Security Concerns Around Zombie Cloud Infrastructure
One of the most important benefits of the use of cloud instances over traditional network configurations is that one can be literally setup within seconds, by the click of a few buttons. This ability has dramatically reduced deployment times for test, model, and production systems. It also allows for great flexibility both from a technical and a billing perspective.
Although it is very quick and easy to deploy new systems, it is not so simple to decommission existing systems. Within a large organization, which is usually more risk-averse, a guarantee will need to be given that the system really has no purpose anymore, now and in the future, before the virtual plug can be pulled. To get this guarantee on paper takes a lot of effort. No one wants to be responsible for turning off a perfectly fine running system that for instance executes a critical monthly report or task.
This has created a relatively new issue, which carries some serious security concerns with it: The Zombie Cloud Infrastructure. Systems that are only still in place, because it is safest to “just leave it running.”

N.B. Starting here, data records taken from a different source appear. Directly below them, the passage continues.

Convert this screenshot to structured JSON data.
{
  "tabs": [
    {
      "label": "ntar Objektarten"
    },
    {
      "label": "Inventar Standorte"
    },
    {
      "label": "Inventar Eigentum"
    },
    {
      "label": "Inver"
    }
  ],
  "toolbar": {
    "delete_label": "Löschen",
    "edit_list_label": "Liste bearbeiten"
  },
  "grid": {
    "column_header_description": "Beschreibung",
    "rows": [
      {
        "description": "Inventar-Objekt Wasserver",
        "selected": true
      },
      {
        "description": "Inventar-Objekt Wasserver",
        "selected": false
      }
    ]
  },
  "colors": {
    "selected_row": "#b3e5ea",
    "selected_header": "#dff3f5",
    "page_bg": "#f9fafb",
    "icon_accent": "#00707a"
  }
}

Why is this a security concern?
Maintenance on these systems might have stopped because they are no longer relevant and no longer in production. They are slowly “forgotten” about, and if they were only used for a very short period, their existence might not even be (fully) documented. This is any security professional’s worst nightmare. These systems could be servers, but they could also be virtual firewalls, switches or entire (model) environments containing all these asset types.
Patches and Updates
If these systems are no longer maintained, they are no longer patched against the latest security threats. If for instance the next Shellshock type vulnerability is discovered and exploited, who makes sure the latest patches, released to protect a server against this, are deployed? Is there even visibility these systems are unpatched if they are not maintained? A regular internal vulnerability scan could assist here. Scanning an entire IP range might show some undocumented and unpatched systems. These systems can then be decommissioned or at least be patched adequately until their purpose is discussed internally.
Not all these systems will have a current security event feed into a monitoring platform. This is especially the case for test and model systems that were only meant to operate for a very short period. Unfortunately, an antivirus agent or a host-based Intrusion Detection System are usually not the first applications to be installed within a test environment. The lack of visibility from a security perspective means that if compromised, an attacker could use such a system as the perfect jump host or backdoor to further pivot into the compromised network. The potential lack of patching mentioned earlier even further increases this risk. Network based security devices should pick up some of the noise produced by an attack on these systems. A perimeter (Next-Gen) firewall or Network Based Intrusion Detection System could, for instance, pick up suspicious traffic traversing the network to and from such a target, regardless of the lack of host-based security monitoring. This definitely is not a complete solution though. It is only part of the well-known Defense in Depth Security Principle.
Another issue these systems bring along is the potential existence of unused Confidential Data. What data is present in these systems, who has access to it and who still uses it? These questions are not only critical aspects in the decision to decommission a redundant system, but they also have a detrimental impact on the security risks while the system is still operational. There might, for instance, be Personally Identifiable Information (PII) on these systems. In a secure environment, all data and access to that data should be accounted for.
Another example could be a file server migration where user data was moved from an old server to a new server. If the old server is never decommissioned, access permissions between the old and the new server data might become out-of-sync, creating a security issue if the old data is somehow still available.
Since the costs of setting up and operating a (dormant) cloud infrastructure are relatively low, system owners will “err on the side of caution” when they are faced with a decision to turn anything off. Availability is often key in an organization, only to be followed by any security issues. If a system owner is 99% sure a system has become obsolete, that is still not enough to justify the risk of causing an outage, no matter how low its potential impact. Because it is very hard to monetize (quantify) a complex and broad security risk, but very easy to simply accept the operational costs of the cloud infrastructure in question, a cost based argument is hard to make, although it should not be impossible.
As discussed, there are a few options to limit the impact of existing Zombie Cloud Infrastructure within an organization. One approach is to scan the internal (and perimeter if needed) network for unidentified systems and services. This is best practice and should already be done on a regular basis anyway because this will also identify obsolete services and unpatched systems.
Another prevention method could be the use of a comprehensive set of processes and guidelines covering subjects such as deployment, change management, documentation and decommissioning.
Finally, a combination of perimeter and internal traffic analysis tools such as IDS and NGFW devices should be able to identify suspicious traffic regardless of its source and destination.
In the end, the remedies for this “cloud” issue are not new. They were nearly the same 20 years ago when all infrastructure was purely physical. The reduction in deployment and operational costs and the elimination of aging hardware and service contracts, however have just increased the need to adhere to these already existing security best practices.